The darkest ending happens after you tell Stefan to chop up his father’s body. Surprisingly, this macabre choice gives Stefan enough time to finish his game, which gets five stars from the critic when it’s released — although it’s pulled from stores soon after Stefan gets caught and sent to jail. From there, Bandersnatch flashes forward to the present day: We see Colin’s daughter Pearl working on a reboot of Stefan’s game for a new generation. As she runs into some of the same bugs that he once did, and perhaps the same obsessions, a familiar question pops onto the screen: Should Pearl throw tea over her computer, or destroy it?

The Train Ending

If you figure out that “TOY” is the password that Stefan needs to recover his beloved stuffed bunny from his father’s safe, he then travels back to that moment in his past and places it under his childhood bed.

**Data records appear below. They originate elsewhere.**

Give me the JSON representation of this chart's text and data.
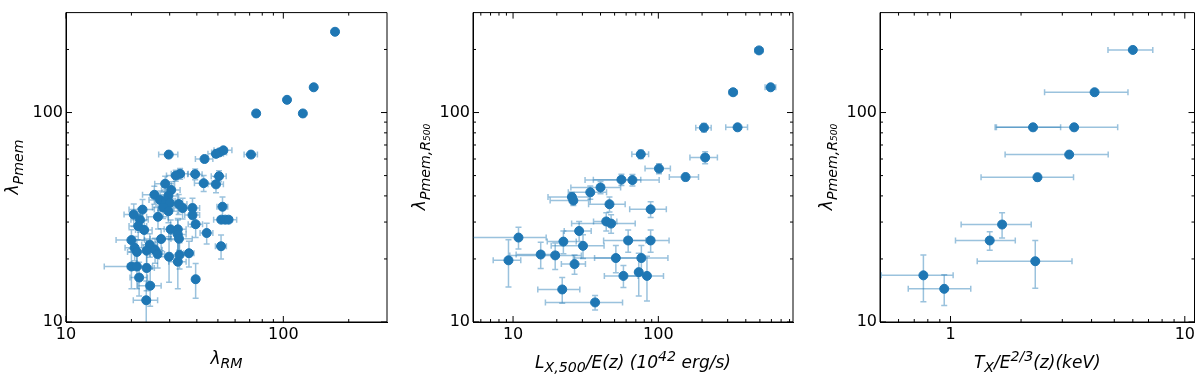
{
  "chart_data": [
    {
      "type": "scatter",
      "xlabel": "λ$_{RM}$",
      "ylabel": "λ$_{Pmem}$",
      "log": "xy",
      "marker": "circle",
      "color": "#1f77b4",
      "xlim": [
        10,
        300
      ],
      "ylim": [
        10,
        300
      ],
      "xticks": [
        {
          "value": 10,
          "label": "10"
        },
        {
          "value": 20,
          "label": null
        },
        {
          "value": 30,
          "label": null
        },
        {
          "value": 40,
          "label": null
        },
        {
          "value": 50,
          "label": null
        },
        {
          "value": 60,
          "label": null
        },
        {
          "value": 70,
          "label": null
        },
        {
          "value": 80,
          "label": null
        },
        {
          "value": 90,
          "label": null
        },
        {
          "value": 100,
          "label": "100"
        },
        {
          "value": 200,
          "label": null
        }
      ],
      "yticks": [
        {
          "value": 10,
          "label": "10"
        },
        {
          "value": 20,
          "label": null
        },
        {
          "value": 30,
          "label": null
        },
        {
          "value": 40,
          "label": null
        },
        {
          "value": 50,
          "label": null
        },
        {
          "value": 60,
          "label": null
        },
        {
          "value": 70,
          "label": null
        },
        {
          "value": 80,
          "label": null
        },
        {
          "value": 90,
          "label": null
        },
        {
          "value": 100,
          "label": "100"
        },
        {
          "value": 200,
          "label": null
        }
      ],
      "x": [
        173,
        138,
        104,
        123,
        75,
        71,
        29.7,
        43.4,
        49,
        50.8,
        53,
        33.5,
        32,
        39.3,
        50.6,
        43,
        49,
        28.6,
        30.5,
        29.6,
        25.5,
        27.1,
        28.8,
        30,
        33,
        34.4,
        38.2,
        28,
        29.6,
        52.5,
        38.2,
        26.5,
        22.5,
        20.5,
        21.9,
        21.5,
        39.5,
        51.8,
        54,
        56,
        22.9,
        30.3,
        32.7,
        44.4,
        32.7,
        27.4,
        20,
        33.1,
        51.7,
        20.7,
        24.3,
        21.2,
        23.5,
        25.7,
        26.4,
        36.8,
        33.3,
        29.8,
        32.7,
        20,
        21.2,
        23.5,
        21.7,
        39.5,
        24.4,
        23.4
      ],
      "values": [
        243,
        132,
        115,
        99,
        99,
        63,
        63,
        60,
        63.5,
        64.5,
        66,
        51,
        50,
        50.8,
        49.7,
        46,
        45.4,
        45.7,
        42.7,
        40,
        40.5,
        38.2,
        37.9,
        37,
        36.6,
        35,
        35,
        35.2,
        33.8,
        35.5,
        32.4,
        31.8,
        34.4,
        32.6,
        30.8,
        28.7,
        29.3,
        30.8,
        30.8,
        30.8,
        27.5,
        27.7,
        27.7,
        26.6,
        26.2,
        24.9,
        24.6,
        25,
        23,
        22.6,
        23.4,
        21.6,
        21.9,
        22.1,
        21.1,
        21.3,
        20.9,
        20.5,
        19.4,
        18.4,
        18.4,
        18.1,
        16.3,
        16,
        14.9,
        12.7
      ],
      "xerrors": [
        2,
        3,
        3,
        null,
        null,
        5,
        3,
        4,
        4,
        4,
        5,
        3,
        3,
        3,
        4,
        4,
        4,
        3,
        3,
        3,
        3,
        3,
        3,
        3,
        3,
        3,
        3,
        3,
        3,
        3,
        3,
        3,
        3,
        2,
        2,
        2,
        3,
        4,
        4,
        5,
        2,
        2,
        3,
        3,
        3,
        3,
        3,
        5,
        3,
        2,
        2,
        2,
        2,
        2,
        2,
        2,
        3,
        3,
        3,
        5,
        2,
        2,
        2,
        null,
        3,
        3
      ],
      "errors": [
        1,
        2,
        2,
        null,
        null,
        null,
        null,
        null,
        null,
        null,
        null,
        3,
        3,
        3,
        3,
        4,
        4,
        4,
        4,
        4,
        4,
        4,
        4,
        4,
        4,
        4,
        4,
        4,
        4,
        4,
        4,
        4,
        4,
        4,
        4,
        4,
        4,
        null,
        null,
        null,
        3,
        3,
        3,
        3,
        5,
        3,
        3,
        3,
        3,
        3,
        3,
        3,
        3,
        3,
        3,
        3,
        3,
        5,
        5,
        4,
        4,
        4,
        3,
        3,
        3,
        3
      ]
    },
    {
      "type": "scatter",
      "xlabel": "L$_{X,500}$/E(z) (10$^{42}$ erg/s)",
      "ylabel": "λ$_{Pmem,R₅₀₀}$",
      "log": "xy",
      "marker": "circle",
      "color": "#1f77b4",
      "xlim": [
        5.3,
        845
      ],
      "ylim": [
        10,
        300
      ],
      "xticks": [
        {
          "value": 6,
          "label": null
        },
        {
          "value": 7,
          "label": null
        },
        {
          "value": 8,
          "label": null
        },
        {
          "value": 9,
          "label": null
        },
        {
          "value": 10,
          "label": "10"
        },
        {
          "value": 20,
          "label": null
        },
        {
          "value": 30,
          "label": null
        },
        {
          "value": 40,
          "label": null
        },
        {
          "value": 50,
          "label": null
        },
        {
          "value": 60,
          "label": null
        },
        {
          "value": 70,
          "label": null
        },
        {
          "value": 80,
          "label": null
        },
        {
          "value": 90,
          "label": null
        },
        {
          "value": 100,
          "label": "100"
        },
        {
          "value": 200,
          "label": null
        },
        {
          "value": 300,
          "label": null
        },
        {
          "value": 400,
          "label": null
        },
        {
          "value": 500,
          "label": null
        },
        {
          "value": 600,
          "label": null
        },
        {
          "value": 700,
          "label": null
        },
        {
          "value": 800,
          "label": null
        }
      ],
      "yticks": [
        {
          "value": 10,
          "label": "10"
        },
        {
          "value": 20,
          "label": null
        },
        {
          "value": 30,
          "label": null
        },
        {
          "value": 40,
          "label": null
        },
        {
          "value": 50,
          "label": null
        },
        {
          "value": 60,
          "label": null
        },
        {
          "value": 70,
          "label": null
        },
        {
          "value": 80,
          "label": null
        },
        {
          "value": 90,
          "label": null
        },
        {
          "value": 100,
          "label": "100"
        },
        {
          "value": 200,
          "label": null
        }
      ],
      "x": [
        493,
        593,
        327,
        206,
        351,
        210,
        75.7,
        101,
        154,
        55.7,
        66.3,
        40,
        34,
        25.4,
        26,
        46.1,
        88.5,
        43.8,
        47.3,
        28.5,
        10.9,
        22.2,
        62,
        88.5,
        30.3,
        15.5,
        19.5,
        51,
        76.4,
        9.3,
        26.5,
        57.5,
        73.3,
        83.5,
        21.8,
        36.7
      ],
      "values": [
        198,
        132,
        125,
        84.7,
        85,
        61,
        63.2,
        54,
        49.2,
        47.8,
        47.6,
        43.9,
        41.6,
        39.5,
        38,
        36.5,
        34.5,
        30.2,
        29.5,
        27.2,
        25.3,
        24.2,
        24.5,
        24.5,
        23.1,
        21,
        20.8,
        20.2,
        20.2,
        19.7,
        18.9,
        16.6,
        17.3,
        16.6,
        14.3,
        12.4
      ],
      "xerrors": [
        30,
        50,
        20,
        25,
        60,
        45,
        10,
        20,
        35,
        20,
        35,
        15,
        10,
        8,
        8,
        13,
        25,
        8,
        22,
        6,
        6,
        5,
        20,
        30,
        12,
        5,
        10,
        25,
        40,
        2,
        5,
        15,
        null,
        25,
        7,
        20
      ],
      "errors": [
        3,
        null,
        3,
        4,
        3,
        4,
        3,
        3,
        2,
        3,
        3,
        3,
        3,
        2,
        2,
        3,
        3,
        3,
        3,
        3,
        3,
        3,
        3,
        3,
        3,
        3,
        3,
        3,
        3,
        5,
        2,
        2,
        4,
        4,
        2,
        1
      ]
    },
    {
      "type": "scatter",
      "xlabel": "T$_{X}$/E$^{2/3}$(z)(keV)",
      "ylabel": "λ$_{Pmem,R₅₀₀}$",
      "log": "xy",
      "marker": "circle",
      "color": "#1f77b4",
      "xlim": [
        0.5,
        11
      ],
      "ylim": [
        10,
        300
      ],
      "xticks": [
        {
          "value": 0.6,
          "label": null
        },
        {
          "value": 0.7,
          "label": null
        },
        {
          "value": 0.8,
          "label": null
        },
        {
          "value": 0.9,
          "label": null
        },
        {
          "value": 1,
          "label": "1"
        },
        {
          "value": 2,
          "label": null
        },
        {
          "value": 3,
          "label": null
        },
        {
          "value": 4,
          "label": null
        },
        {
          "value": 5,
          "label": null
        },
        {
          "value": 6,
          "label": null
        },
        {
          "value": 7,
          "label": null
        },
        {
          "value": 8,
          "label": null
        },
        {
          "value": 9,
          "label": null
        },
        {
          "value": 10,
          "label": "10"
        }
      ],
      "yticks": [
        {
          "value": 10,
          "label": "10"
        },
        {
          "value": 20,
          "label": null
        },
        {
          "value": 30,
          "label": null
        },
        {
          "value": 40,
          "label": null
        },
        {
          "value": 50,
          "label": null
        },
        {
          "value": 60,
          "label": null
        },
        {
          "value": 70,
          "label": null
        },
        {
          "value": 80,
          "label": null
        },
        {
          "value": 90,
          "label": null
        },
        {
          "value": 100,
          "label": "100"
        },
        {
          "value": 200,
          "label": null
        }
      ],
      "x": [
        6.0,
        4.12,
        2.25,
        3.37,
        3.21,
        2.35,
        1.66,
        1.47,
        2.3,
        0.766,
        0.94
      ],
      "values": [
        199,
        125,
        85,
        85,
        63,
        49.1,
        29.2,
        24.5,
        19.5,
        16.7,
        14.4
      ],
      "xerrors": [
        1.3,
        1.6,
        0.7,
        1.8,
        1.5,
        1.0,
        0.55,
        0.42,
        1.0,
        0.26,
        0.28
      ],
      "errors": [
        1,
        2,
        3,
        3,
        2,
        2,
        4,
        2.5,
        5,
        4.2,
        2.4
      ]
    }
  ]
}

Alas, even that can’t change fate entirely: His mother still misses her train while Young Stefan looks for his toy bunny, but this time, the viewer is given more than one choice when she asks if he wants to go with her. If Stefan says “yes,” he winds up on the train with his mom when it crashes — and in a surreal twist, we see him simply and suddenly pass away in his therapist’s office. He’s gone back and “fixed” the biggest moment in his life, but it also led to his death. How very Black Mirror.